Um trote de cavalheiros sobre verniz antigo
de assoalhados coimbras-clubes, onde
até as putas de ofício eram amais discretas
que a tristeza-capilé das casadas
com casados-ginjinha, sabes, acordeão-
-jazzband-contrabaixo, o rumor vinagroso
dos jaquinzinhos fritos, os verões escuros
das pessoas que praticam o insensato
catolicismo da poesia.
Aves tonais
etc.
CORES, TRÊS
Homem de camisa verde-garrafa e homem de camisa azul-brancomangas. O de verde, bigode. O de mangas brancas, escanhoado como uma bola de bilhar. Casamento infeliz, nem sempre é redundância, mas é acerto no caso do azul-branco. O garrafa é desquitado. Mercam coisas, ambos. O branco, seguros. O verde, laranjas. Conversam na tarde, falam de azulejos.
CORES, QUATRO
O pássaro passa em dele a linha mesma,
escuro que a branco sobre azul produz em luz.
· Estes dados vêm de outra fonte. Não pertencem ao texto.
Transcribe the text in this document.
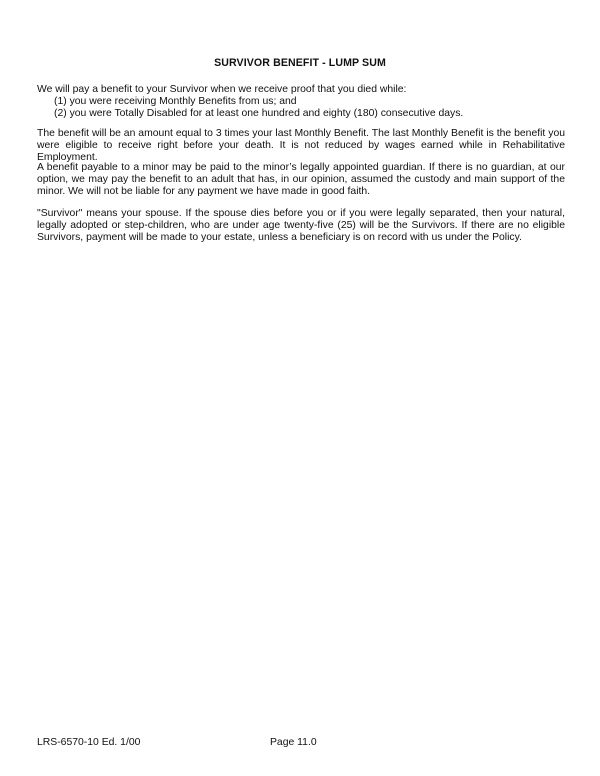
SURVIVOR BENEFIT - LUMP SUM

We will pay a benefit to your Survivor when we receive proof that you died while:

(1) you were receiving Monthly Benefits from us; and
(2) you were Totally Disabled for at least one hundred and eighty (180) consecutive days.

The benefit will be an amount equal to 3 times your last Monthly Benefit. The last Monthly Benefit is the benefit you were eligible to receive right before your death. It is not reduced by wages earned while in Rehabilitative Employment.

A benefit payable to a minor may be paid to the minor’s legally appointed guardian. If there is no guardian, at our option, we may pay the benefit to an adult that has, in our opinion, assumed the custody and main support of the minor. We will not be liable for any payment we have made in good faith.

"Survivor" means your spouse. If the spouse dies before you or if you were legally separated, then your natural, legally adopted or step-children, who are under age twenty-five (25) will be the Survivors. If there are no eligible Survivors, payment will be made to your estate, unless a beneficiary is on record with us under the Policy.

LRS-6570-10 Ed. 1/00	Page 11.0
Um prédio vigia a demora da passagem,
duas-bandeiras marcam a pensão três-estrelas.
A Cidade de Leiria acontece toda ao mesmo tempo
no pássaro mesmo: em linha. As cores são,
da janela do ente vistas, alusões ao início:
onde o vulcão dos pais, a cinza dos pais.
CORES, CINCO
A distracção é devagar que se torna atenção.
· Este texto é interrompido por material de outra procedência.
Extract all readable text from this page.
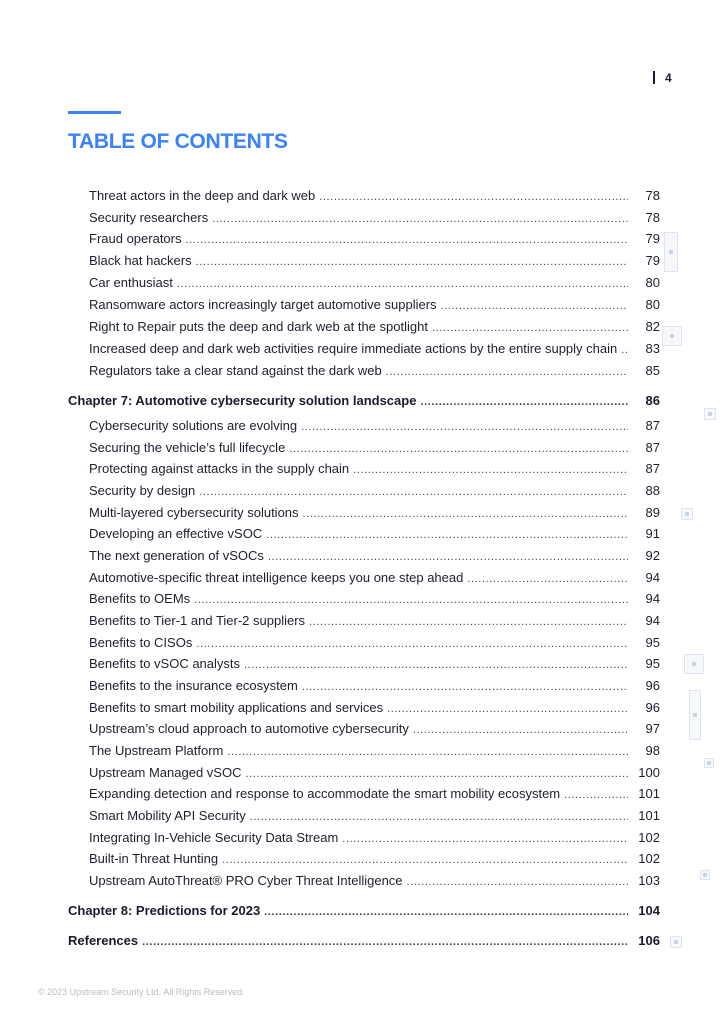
4
TABLE OF CONTENTS
Threat actors in the deep and dark web .....	78
Security researchers .....	78
Fraud operators .....	79
Black hat hackers .....	79
Car enthusiast .....	80
Ransomware actors increasingly target automotive suppliers .....	80
Right to Repair puts the deep and dark web at the spotlight .....	82
Increased deep and dark web activities require immediate actions by the entire supply chain .....	83
Regulators take a clear stand against the dark web .....	85
Chapter 7: Automotive cybersecurity solution landscape .....	86
Cybersecurity solutions are evolving .....	87
Securing the vehicle’s full lifecycle .....	87
Protecting against attacks in the supply chain .....	87
Security by design .....	88
Multi-layered cybersecurity solutions .....	89
Developing an effective vSOC .....	91
The next generation of vSOCs .....	92
Automotive-specific threat intelligence keeps you one step ahead .....	94
Benefits to OEMs .....	94
Benefits to Tier-1 and Tier-2 suppliers .....	94
Benefits to CISOs .....	95
Benefits to vSOC analysts .....	95
Benefits to the insurance ecosystem .....	96
Benefits to smart mobility applications and services .....	96
Upstream’s cloud approach to automotive cybersecurity .....	97
The Upstream Platform .....	98
Upstream Managed vSOC .....	100
Expanding detection and response to accommodate the smart mobility ecosystem .....	101
Smart Mobility API Security .....	101
Integrating In-Vehicle Security Data Stream .....	102
Built-in Threat Hunting .....	102
Upstream AutoThreat® PRO Cyber Threat Intelligence .....	103
Chapter 8: Predictions for 2023 .....	104
References .....	106
© 2023 Upstream Security Ltd. All Rights Reserved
E cor: é vagarosa a cor. A barba azulada
na cara do homem que pensa na filha,
no chefe, no destino das relíquias que respiram
o tempo dele de que ele foi. Um pote
de barro vermelho com fria banha de porco.
Um retrato de pai flor-secando, a culinária
que a mãe guardou na estante. Um coto
de lápis.
Estas pessoas agiurdindo na tarde claríssima:
delas as votivas sombrias manchas dinâmicas.
Estas casas senhoriais destinadas já tão-só
a rótulos de vinh’adegacooperativacacique.
O tempo do Tempo delas: as pessoas-gaze.
Sim: se a cor é rápida, a cor é rapace,
rapazes.
CORES, SEIS
O chão pisado pelos corpos, pelas máquinas deles.
Os vinhateiros que pontuam os cosmoramas.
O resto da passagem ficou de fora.